The usage of each Meta implementation in the SDK is listed below:

String

  • Python

  • YAML

from synthesized.metadata.value import String

str_meta = String(
    name="colA"
)
string:
  - name: colA

Properties

  • name: The name of the column that is described by the meta.

  • num_rows (optional): The number of rows of data that the meta describes. If not provided, this will be inferred from the data.

  • nan_freq (optional): The fraction of data that is missing or null. If not provided, this will be inferred from the data.

  • categories (optional): The unique list of strings for the column. If not provided, the categories will be inferred from the data.

Bool

  • Python

  • YAML

from synthesized.metadata.value import Bool

bool_meta = Bool(
    name="colA"
)
bool:
  - name: colA

Properties

  • name: The name of the column that is described by the meta.

  • num_rows (optional): The number of rows of data that the meta describes. If not provided, this will be inferred from the data.

  • nan_freq (optional): The fraction of data that is missing or null. If not provided, this will be inferred from the data.

  • categories (optional): List containing one of, or all of [True, False]. If not provided, the categories will be inferred from the data.

Datetime

  • Python

  • YAML

from synthesized.metadata.value import Datetime

dt_meta = Datetime(
    name="colA",
    date_format="%Y-%m-%d"
)
date_time:
  - name: colA
    date_format: "%Y-%m-%d"

Properties

  • name: The name of the column that is described by the meta.

  • num_rows (optional): The number of rows of data that the meta describes. If not provided, this will be inferred from the data.

  • nan_freq (optional): The fraction of data that is missing or null. If not provided, this will be inferred from the data.

  • categories (optional): Unique list of the dates in the column. If not provided, the categories will be inferred from the data.

  • date_format (optional): String representation of date format. If not provided, the date format will be inferred from the data.

Timedelta

  • Python

  • YAML

from synthesized.meta.value import Timedelta

td_meta = Timedelta(
    name="colA"
)
time_delta:
  - name: "colA"

Properties

  • name: The name of the column that is described by the meta.

  • num_rows (optional): The number of rows of data that the meta describes. If not provided, this will be inferred from the data.

  • nan_freq (optional): The fraction of data that is missing or null. If not provided, this will be inferred from the data.

  • categories (optional): Unique list of timedeltas in the data. If not provided, the categories will be inferred from the data.

Integer

  • Python

  • YAML

from synthesized.metadata.value import Integer

int_meta = Integer(
    name="colA"
)
integer:
  - name: colA

Properties

  • name: The name of the column that is described by the meta.

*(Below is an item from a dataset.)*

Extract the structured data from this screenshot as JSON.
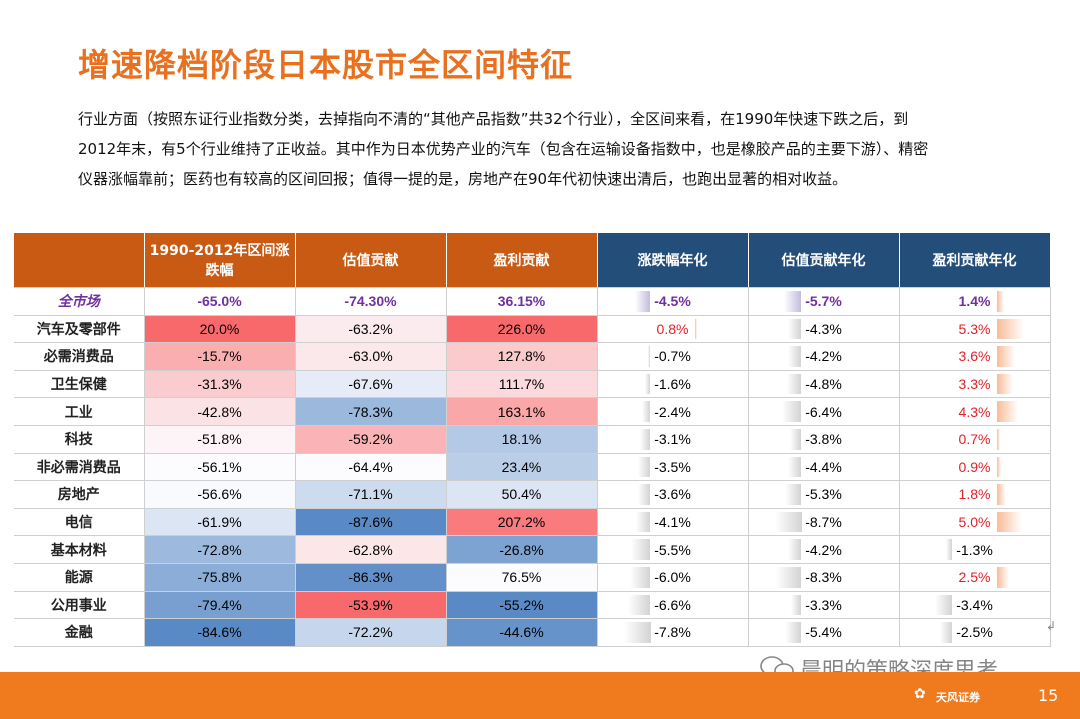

  • num_rows (optional): The number of rows of data that the meta describes. If not provided, this will be inferred from the data.

  • nan_freq (optional): The fraction of data that is missing or null. If not provided, this will be inferred from the data.

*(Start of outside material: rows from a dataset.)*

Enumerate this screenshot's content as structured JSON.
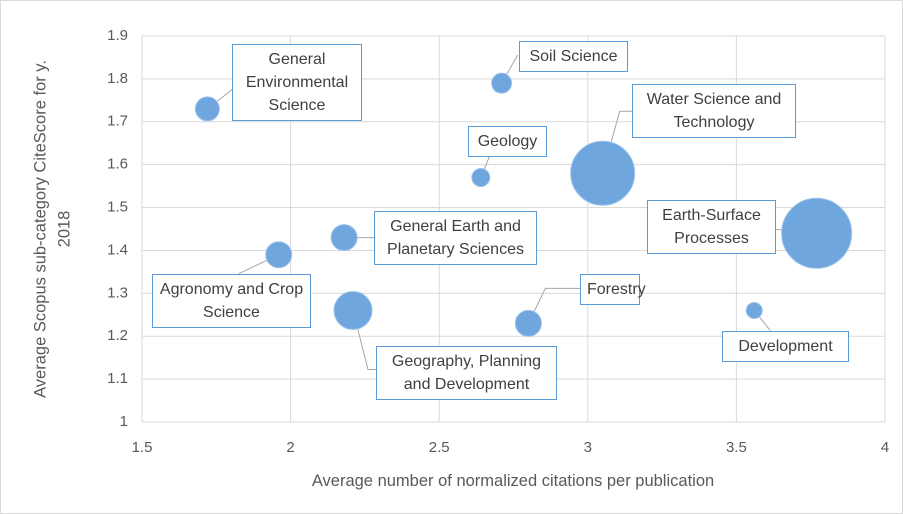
{
  "chart_data": {
    "type": "bubble",
    "xlabel": "Average number of normalized citations per publication",
    "ylabel": "Average Scopus sub-category CiteScore for y. 2018",
    "labels": [
      "General Environmental Science",
      "Soil Science",
      "Geology",
      "Water Science and Technology",
      "General Earth and Planetary Sciences",
      "Earth-Surface Processes",
      "Agronomy and Crop Science",
      "Geography, Planning and Development",
      "Forestry",
      "Development"
    ],
    "x": [
      1.72,
      2.71,
      2.64,
      3.05,
      2.18,
      3.77,
      1.96,
      2.21,
      2.8,
      3.56
    ],
    "values": [
      1.73,
      1.79,
      1.57,
      1.58,
      1.43,
      1.44,
      1.39,
      1.26,
      1.23,
      1.26
    ],
    "sizes": [
      1.44,
      1.0,
      0.81,
      10.24,
      1.69,
      12.25,
      1.69,
      3.61,
      1.69,
      0.64
    ],
    "color": "#6fa6de",
    "xlim": [
      1.5,
      4
    ],
    "xticks": [
      1.5,
      2,
      2.5,
      3,
      3.5,
      4
    ],
    "ylim": [
      1,
      1.9
    ],
    "yticks": [
      1,
      1.1,
      1.2,
      1.3,
      1.4,
      1.5,
      1.6,
      1.7,
      1.8,
      1.9
    ],
    "grid": true
  }
}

  • categories (optional): Unique list of the integersin the data. If not provided, the categories will be inferred from the data.

Float

  • Python

  • YAML

from synthesized.metadata.value import Float

float_meta = Float(
    name="colA",
)
float:
  - name: colA

Properties

  • name: The name of the column that is described by the meta.

  • num_rows (optional): The number of rows of data that the meta describes. If not provided, this will be inferred from the data.

  • nan_freq (optional): The fraction of data that is missing or null. If not provided, this will be inferred from the data.

  • categories (optional): Unique list of the floats in the data. If not provided, the categories will be inferred from the data.

IntegerBool

  • Python

  • YAML

from synthesized.metadata.value import IntegerBool

int_bool_meta = IntegerBool(
    name="colA",
)
integer_bool:
  - name: colA

Properties

  • name: The name of the column that is described by the meta.

  • num_rows (optional): The number of rows of data that the meta describes. If not provided, this will be inferred from the data.

  • nan_freq (optional): The fraction of data that is missing or null. If not provided, this will be inferred from the data.

  • categories (optional): List containing one of, or all of [0, 1]. If not provided, the categories will be inferred from the data.